Getting Out Of The Google Supplemental Index

seo-firefox.png

Nathan Metzger of Not So Boring Life sent me an email saying I have over 1,700 pages in Google’s Supplemental Index and I really should try to get out of it.

The Google Supplemental Index is where the unworthy pages end up. According to the above SEO for Firefox plugin, I have 1,790 pages in the supplemental index. This doesn’t mean I have 1,790 unworthy pages. According Nathan’s post on the issue, it means the blog has a lot of duplicate content.
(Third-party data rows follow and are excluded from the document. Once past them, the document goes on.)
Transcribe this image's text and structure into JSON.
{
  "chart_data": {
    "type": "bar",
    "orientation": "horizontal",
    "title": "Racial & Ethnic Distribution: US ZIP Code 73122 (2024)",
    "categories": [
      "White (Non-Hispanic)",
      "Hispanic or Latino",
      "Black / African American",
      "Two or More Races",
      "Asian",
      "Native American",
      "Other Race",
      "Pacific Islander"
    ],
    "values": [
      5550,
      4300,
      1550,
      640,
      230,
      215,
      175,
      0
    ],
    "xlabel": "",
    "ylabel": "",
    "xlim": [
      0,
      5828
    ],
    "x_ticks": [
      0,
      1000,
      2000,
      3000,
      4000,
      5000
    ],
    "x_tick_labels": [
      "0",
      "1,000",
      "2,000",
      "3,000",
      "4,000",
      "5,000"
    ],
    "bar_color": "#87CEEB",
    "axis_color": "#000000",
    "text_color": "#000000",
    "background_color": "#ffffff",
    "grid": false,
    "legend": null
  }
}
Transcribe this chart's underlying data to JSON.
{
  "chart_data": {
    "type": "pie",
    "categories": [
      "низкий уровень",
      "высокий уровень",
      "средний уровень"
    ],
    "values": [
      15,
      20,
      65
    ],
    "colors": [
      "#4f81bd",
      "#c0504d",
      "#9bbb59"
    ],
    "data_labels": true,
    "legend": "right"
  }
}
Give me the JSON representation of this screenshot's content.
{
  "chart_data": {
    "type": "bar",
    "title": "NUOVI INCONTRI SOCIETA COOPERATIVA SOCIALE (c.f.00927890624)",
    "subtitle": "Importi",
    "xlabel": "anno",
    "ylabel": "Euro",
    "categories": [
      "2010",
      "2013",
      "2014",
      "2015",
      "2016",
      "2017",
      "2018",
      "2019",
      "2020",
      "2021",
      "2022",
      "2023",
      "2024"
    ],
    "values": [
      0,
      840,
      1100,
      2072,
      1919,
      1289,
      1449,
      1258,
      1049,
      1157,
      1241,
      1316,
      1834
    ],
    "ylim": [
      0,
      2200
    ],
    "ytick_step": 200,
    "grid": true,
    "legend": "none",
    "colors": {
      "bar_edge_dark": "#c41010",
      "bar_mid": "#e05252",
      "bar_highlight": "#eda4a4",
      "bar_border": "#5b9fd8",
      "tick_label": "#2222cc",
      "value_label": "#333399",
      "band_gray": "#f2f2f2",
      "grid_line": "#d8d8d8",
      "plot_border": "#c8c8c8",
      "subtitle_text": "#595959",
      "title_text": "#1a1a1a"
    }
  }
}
Lots of SEO masters believe that content that isn’t worthy ends up in the supplemental index. While this is certainly true, if you’re running a WordPress blog it is more likely that you’re simply dealing with duplicate content issues. If you make a post today on a default WordPress setup, there are about five different URLs you could type in that would give you the exact same content. You can generally get to the same content via the Category, Calendar, Author, Monthly, and Page archives. Unless you know exactly what you’re doing your site is probably heavily cached in the supplemental index.

Reducing the number of pages in the supplemental index has a positive effect on overall Google traffic. The fewer supplemental pages you have, the more traffic Google sends you. Nathan has seen a 20% increase in his search engine traffic since reducing his supplement pages from 170 to 38.

The way to reduce the number of supplemental page is by telling Google what it can and cannot index. You do this with your robots.txt file. I used Nathan’s file as a starting base and edited it to suit my blog. You can read how everything is done over at Not So Boring Life.

Google already sends me over 2,000 visitors each day. I can’t wait to see the numbers after the supplemental pages have been cleared. Look for an update soon.